In cases of rare diseases, NLP can transform free text to Human Phenotype Ontology (HPO) terms to capture phenotypic data that is created when a patient is referred for testing. Clinicians can then use this to better understand the results of genetic tests based on any phenotype presentation. The presence of a genetic marker does not ensure that the disease itself will be present now or in the future.

NLP in action

Clinical and research institutions are adopting NLP to capture unstructured information from EHRs to improve diagnosis and identification. The following are two examples of NLP in action.

Identifying heart-disease patients

Researchers at a large health provider in California sought to understand the prevalence of aortic stenosis in their patient population. Because health systems often use procedure or billing codes that lack clinical nuance, it can be difficult for researchers to precisely identify complex clinical conditions among their patient population. 

To overcome this challenge, researchers used NLP to comb through more than one million patient records and echocardiogram reports to identify certain abbreviations, words and phrases associated with severe aortic stenosis. In just a few minutes, the technology identified 54,000 patients with the condition, a feat that would have likely taken researchers years to accomplish using traditional methods of manual search. 

The organization’s success pinpointing previously unidentified patients with complex diseases points to the promise for NLP to efficiently identify other conditions, empowering clinicians to more effectively manage the health of patients with rare disease. 

Advancing personalized medicine research 

Personalized medicine considers how a patient may respond to therapy based on their specific phenotypic and genetic characteristics. Clinicians and researchers seeking to advance personalized medicine, however, struggle to find the phenotypic information needed for personalization because details are often buried within EHRs in an unstructured format.

In their efforts to build a more comprehensive picture of individual patients with chronic disease, researchers one medical school leveraged NLP to extract unstructured information about patients with conditions such as Alzheimer’s disease, breast cancer, lung cancer, diabetes and obesity.
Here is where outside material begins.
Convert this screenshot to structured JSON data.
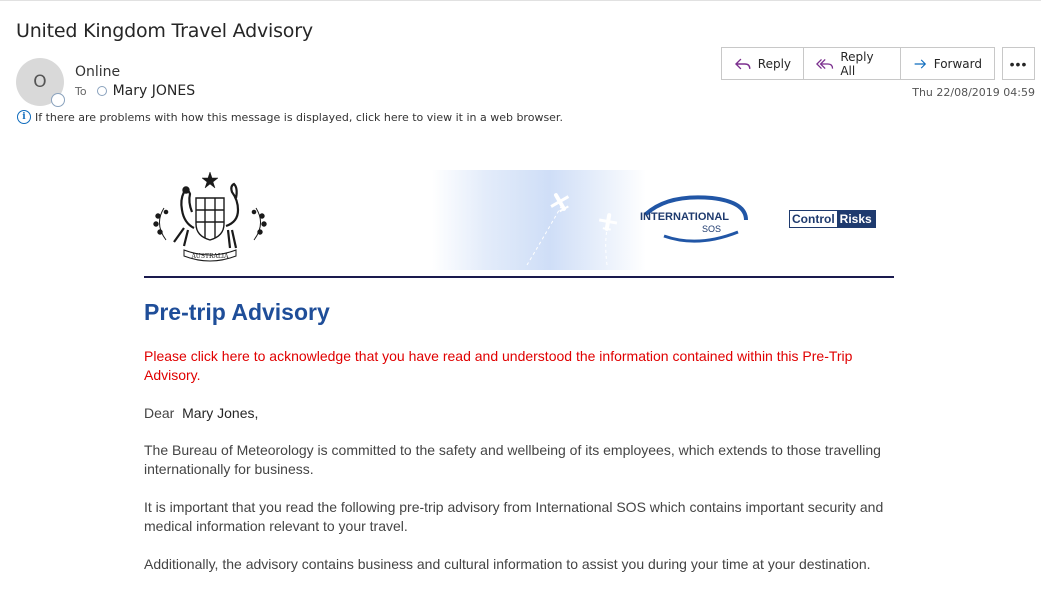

The automated discovery of critical patient information has helped the organization advance its biomedical practices, such as identifying patterns in data and developing predictive analytics to determine patient outcomes.

Because rare diseases, by definition, are uncommon, patients who suffer from these complex and unusual conditions are often misdiagnosed and undertreated. Thanks to advances in AI-based technologies such as NLP, researchers and clinicians are now empowered to quickly gain new insights into rare diseases, offering hope for faster and more accurate diagnosis and personalized treatment.